La "thérapie familiale" a été influencée par de nombreux auteurs et écoles de pensée au fil des décennies, chacun de ces auteurs contribuant de manière unique à l’évolution de la thérapie familiale en apportant des concepts et techniques novateurs. S'il est une critique commune à plusieurs de ces approches, c'est dans dans leur manque d'empirisme ou leur sur-simplification des dynamiques familiales complexes. Cependant, elles continuent d'influencer les pratiques contemporaines et d'inspirer de nouvelles générations de thérapeutes ...

 


Jay Haley, "Problem-Solving Therapy" (1976), "Strategies of Psychotherapy" (1963)

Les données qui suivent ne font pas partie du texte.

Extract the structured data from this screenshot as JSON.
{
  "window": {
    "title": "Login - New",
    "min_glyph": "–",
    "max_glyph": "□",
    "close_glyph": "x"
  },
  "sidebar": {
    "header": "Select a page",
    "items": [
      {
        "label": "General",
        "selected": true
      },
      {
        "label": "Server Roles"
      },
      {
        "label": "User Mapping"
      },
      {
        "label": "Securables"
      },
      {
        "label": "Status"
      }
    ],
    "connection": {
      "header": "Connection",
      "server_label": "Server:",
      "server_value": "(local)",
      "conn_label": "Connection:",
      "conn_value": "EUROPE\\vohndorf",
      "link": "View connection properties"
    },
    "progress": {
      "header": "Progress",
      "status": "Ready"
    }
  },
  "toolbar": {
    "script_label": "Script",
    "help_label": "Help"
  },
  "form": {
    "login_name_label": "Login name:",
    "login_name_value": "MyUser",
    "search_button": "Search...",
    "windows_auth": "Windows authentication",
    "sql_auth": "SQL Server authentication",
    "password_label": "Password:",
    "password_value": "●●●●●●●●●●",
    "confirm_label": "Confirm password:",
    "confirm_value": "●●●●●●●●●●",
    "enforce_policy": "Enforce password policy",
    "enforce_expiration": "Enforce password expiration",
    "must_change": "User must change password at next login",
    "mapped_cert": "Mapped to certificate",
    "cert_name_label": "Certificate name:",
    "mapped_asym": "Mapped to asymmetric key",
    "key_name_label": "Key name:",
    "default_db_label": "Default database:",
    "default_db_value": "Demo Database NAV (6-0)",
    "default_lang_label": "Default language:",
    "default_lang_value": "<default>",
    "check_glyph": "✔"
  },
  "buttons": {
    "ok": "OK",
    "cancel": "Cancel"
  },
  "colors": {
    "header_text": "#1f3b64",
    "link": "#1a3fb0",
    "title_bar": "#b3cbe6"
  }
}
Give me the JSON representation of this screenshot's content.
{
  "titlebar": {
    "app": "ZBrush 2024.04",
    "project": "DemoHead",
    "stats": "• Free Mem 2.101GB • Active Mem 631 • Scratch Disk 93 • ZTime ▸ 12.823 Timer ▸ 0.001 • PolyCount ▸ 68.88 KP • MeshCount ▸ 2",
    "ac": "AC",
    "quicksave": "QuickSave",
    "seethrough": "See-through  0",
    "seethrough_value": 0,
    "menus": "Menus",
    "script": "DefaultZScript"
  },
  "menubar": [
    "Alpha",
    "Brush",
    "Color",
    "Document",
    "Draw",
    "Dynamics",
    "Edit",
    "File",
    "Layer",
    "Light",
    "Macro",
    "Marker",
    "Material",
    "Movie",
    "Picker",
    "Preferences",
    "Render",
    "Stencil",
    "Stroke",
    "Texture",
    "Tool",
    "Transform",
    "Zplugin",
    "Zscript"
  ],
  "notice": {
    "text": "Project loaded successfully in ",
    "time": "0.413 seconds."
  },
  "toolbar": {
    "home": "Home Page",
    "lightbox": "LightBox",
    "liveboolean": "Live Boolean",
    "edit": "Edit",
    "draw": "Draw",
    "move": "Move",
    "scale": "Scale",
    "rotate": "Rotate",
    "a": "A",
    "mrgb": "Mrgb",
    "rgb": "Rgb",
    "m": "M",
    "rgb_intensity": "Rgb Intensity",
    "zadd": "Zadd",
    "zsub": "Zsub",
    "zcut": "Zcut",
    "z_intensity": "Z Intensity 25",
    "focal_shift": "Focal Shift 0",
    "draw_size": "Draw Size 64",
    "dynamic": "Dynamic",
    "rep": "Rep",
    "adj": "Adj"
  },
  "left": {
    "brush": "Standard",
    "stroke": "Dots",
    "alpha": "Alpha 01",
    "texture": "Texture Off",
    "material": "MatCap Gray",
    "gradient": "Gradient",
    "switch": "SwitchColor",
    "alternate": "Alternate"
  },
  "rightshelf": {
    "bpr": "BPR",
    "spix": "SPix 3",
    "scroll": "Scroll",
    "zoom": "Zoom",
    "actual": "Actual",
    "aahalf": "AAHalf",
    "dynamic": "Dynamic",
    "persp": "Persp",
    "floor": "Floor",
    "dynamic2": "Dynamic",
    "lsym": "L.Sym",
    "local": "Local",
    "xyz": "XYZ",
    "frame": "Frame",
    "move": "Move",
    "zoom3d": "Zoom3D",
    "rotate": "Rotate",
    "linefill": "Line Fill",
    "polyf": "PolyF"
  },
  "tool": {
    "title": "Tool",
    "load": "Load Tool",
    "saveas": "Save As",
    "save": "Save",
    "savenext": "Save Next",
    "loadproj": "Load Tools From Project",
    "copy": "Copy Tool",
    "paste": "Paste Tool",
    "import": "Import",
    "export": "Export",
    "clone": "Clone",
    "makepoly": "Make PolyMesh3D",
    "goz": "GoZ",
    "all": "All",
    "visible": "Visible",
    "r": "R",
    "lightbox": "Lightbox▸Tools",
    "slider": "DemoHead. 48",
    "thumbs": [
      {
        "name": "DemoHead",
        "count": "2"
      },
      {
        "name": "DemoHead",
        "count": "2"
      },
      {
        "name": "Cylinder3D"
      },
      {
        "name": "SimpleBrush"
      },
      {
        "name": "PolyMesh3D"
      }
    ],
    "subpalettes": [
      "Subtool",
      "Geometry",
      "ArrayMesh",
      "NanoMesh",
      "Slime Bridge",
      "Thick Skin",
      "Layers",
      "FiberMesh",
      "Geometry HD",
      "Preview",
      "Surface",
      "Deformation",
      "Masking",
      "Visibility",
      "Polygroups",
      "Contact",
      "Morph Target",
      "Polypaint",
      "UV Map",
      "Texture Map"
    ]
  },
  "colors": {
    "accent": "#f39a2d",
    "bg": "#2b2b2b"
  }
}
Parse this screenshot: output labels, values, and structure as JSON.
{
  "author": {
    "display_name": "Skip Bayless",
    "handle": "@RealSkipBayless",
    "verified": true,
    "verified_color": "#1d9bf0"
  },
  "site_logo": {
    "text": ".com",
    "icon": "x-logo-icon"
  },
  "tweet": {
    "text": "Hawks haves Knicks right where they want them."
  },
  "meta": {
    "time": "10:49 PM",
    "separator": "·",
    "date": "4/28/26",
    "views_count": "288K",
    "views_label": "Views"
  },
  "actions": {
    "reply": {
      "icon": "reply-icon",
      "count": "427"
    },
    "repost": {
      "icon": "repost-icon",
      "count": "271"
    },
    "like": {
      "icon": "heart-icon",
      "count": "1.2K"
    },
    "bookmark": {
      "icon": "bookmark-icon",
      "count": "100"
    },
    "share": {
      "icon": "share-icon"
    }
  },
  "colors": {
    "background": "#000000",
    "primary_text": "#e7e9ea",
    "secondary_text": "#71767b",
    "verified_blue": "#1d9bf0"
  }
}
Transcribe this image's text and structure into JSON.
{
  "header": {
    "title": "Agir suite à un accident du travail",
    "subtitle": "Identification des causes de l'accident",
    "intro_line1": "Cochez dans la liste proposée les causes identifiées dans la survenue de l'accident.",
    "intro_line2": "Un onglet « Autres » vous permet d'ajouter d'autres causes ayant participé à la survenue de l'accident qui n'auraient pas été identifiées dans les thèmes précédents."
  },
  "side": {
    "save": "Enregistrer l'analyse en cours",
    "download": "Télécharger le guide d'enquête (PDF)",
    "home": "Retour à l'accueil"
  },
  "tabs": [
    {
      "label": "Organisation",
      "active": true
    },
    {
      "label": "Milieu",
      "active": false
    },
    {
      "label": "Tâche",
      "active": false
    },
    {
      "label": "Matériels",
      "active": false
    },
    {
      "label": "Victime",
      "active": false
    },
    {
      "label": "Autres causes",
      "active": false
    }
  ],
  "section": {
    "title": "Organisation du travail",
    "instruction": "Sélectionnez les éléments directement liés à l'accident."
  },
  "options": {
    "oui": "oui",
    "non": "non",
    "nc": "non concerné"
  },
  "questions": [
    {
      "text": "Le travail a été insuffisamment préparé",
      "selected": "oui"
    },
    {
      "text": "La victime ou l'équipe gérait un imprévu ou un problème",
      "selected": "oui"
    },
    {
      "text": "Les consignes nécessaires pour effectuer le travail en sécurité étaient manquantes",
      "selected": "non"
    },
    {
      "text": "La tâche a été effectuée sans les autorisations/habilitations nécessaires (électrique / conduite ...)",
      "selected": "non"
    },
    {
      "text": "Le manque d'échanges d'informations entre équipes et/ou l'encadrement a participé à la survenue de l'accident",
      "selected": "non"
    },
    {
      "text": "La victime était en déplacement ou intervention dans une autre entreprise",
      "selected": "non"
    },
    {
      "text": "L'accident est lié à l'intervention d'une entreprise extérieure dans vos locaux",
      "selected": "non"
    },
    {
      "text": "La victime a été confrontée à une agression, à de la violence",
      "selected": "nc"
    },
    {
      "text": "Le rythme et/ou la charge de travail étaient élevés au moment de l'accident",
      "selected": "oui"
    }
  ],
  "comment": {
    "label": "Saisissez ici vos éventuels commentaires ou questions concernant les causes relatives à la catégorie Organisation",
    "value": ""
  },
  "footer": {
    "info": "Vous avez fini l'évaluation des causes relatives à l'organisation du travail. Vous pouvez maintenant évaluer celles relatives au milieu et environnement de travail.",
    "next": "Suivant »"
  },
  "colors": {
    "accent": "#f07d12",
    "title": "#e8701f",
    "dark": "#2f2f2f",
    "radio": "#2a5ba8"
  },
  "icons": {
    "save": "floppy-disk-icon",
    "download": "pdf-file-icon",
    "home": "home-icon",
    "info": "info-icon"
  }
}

"The basic strategy in psychotherapy is to disrupt the current problem-solving process" - Jay Haley est l'une des figures centrales de la thérapie stratégique, qui se concentre sur la résolution des problèmes immédiats plutôt que sur l'exploration des origines profondes des problèmes familiaux. Il a développé des interventions directives, souvent paradoxales, pour déstabiliser les modèles familiaux rigides et provoquer des changements rapides. Haley a particulièrement mis l'accent sur les dynamiques de pouvoir et le contrôle au sein des familles. On lui a reproché son caractère manipulatif et une relative insensibilité aux émotions sous-jacentes ...


R. D. Laing , "The Politics of the Family" (1971)

R. D. Laing, un célèbre psychiatre britannique associé au mouvement antipsychiatrique, a critiqué la structure traditionnelle de la famille dans plusieurs de ses ouvrages, en particulier dans "The Politics of the Family". Il percevait la famille comme une institution oppressive qui contribue à la création de la maladie mentale en renforçant des rôles rigides et des attentes normatives. Selon Laing, les pathologies mentales ne résultent pas simplement de dysfonctionnements individuels, mais de la manière dont les familles et la société contrôlent et étouffent les individus. Sa vision de la famille comme un mécanisme de contrôle peut sembler excessivement pessimiste.


Salvador Minuchin, "Families and Family Therapy" (1974)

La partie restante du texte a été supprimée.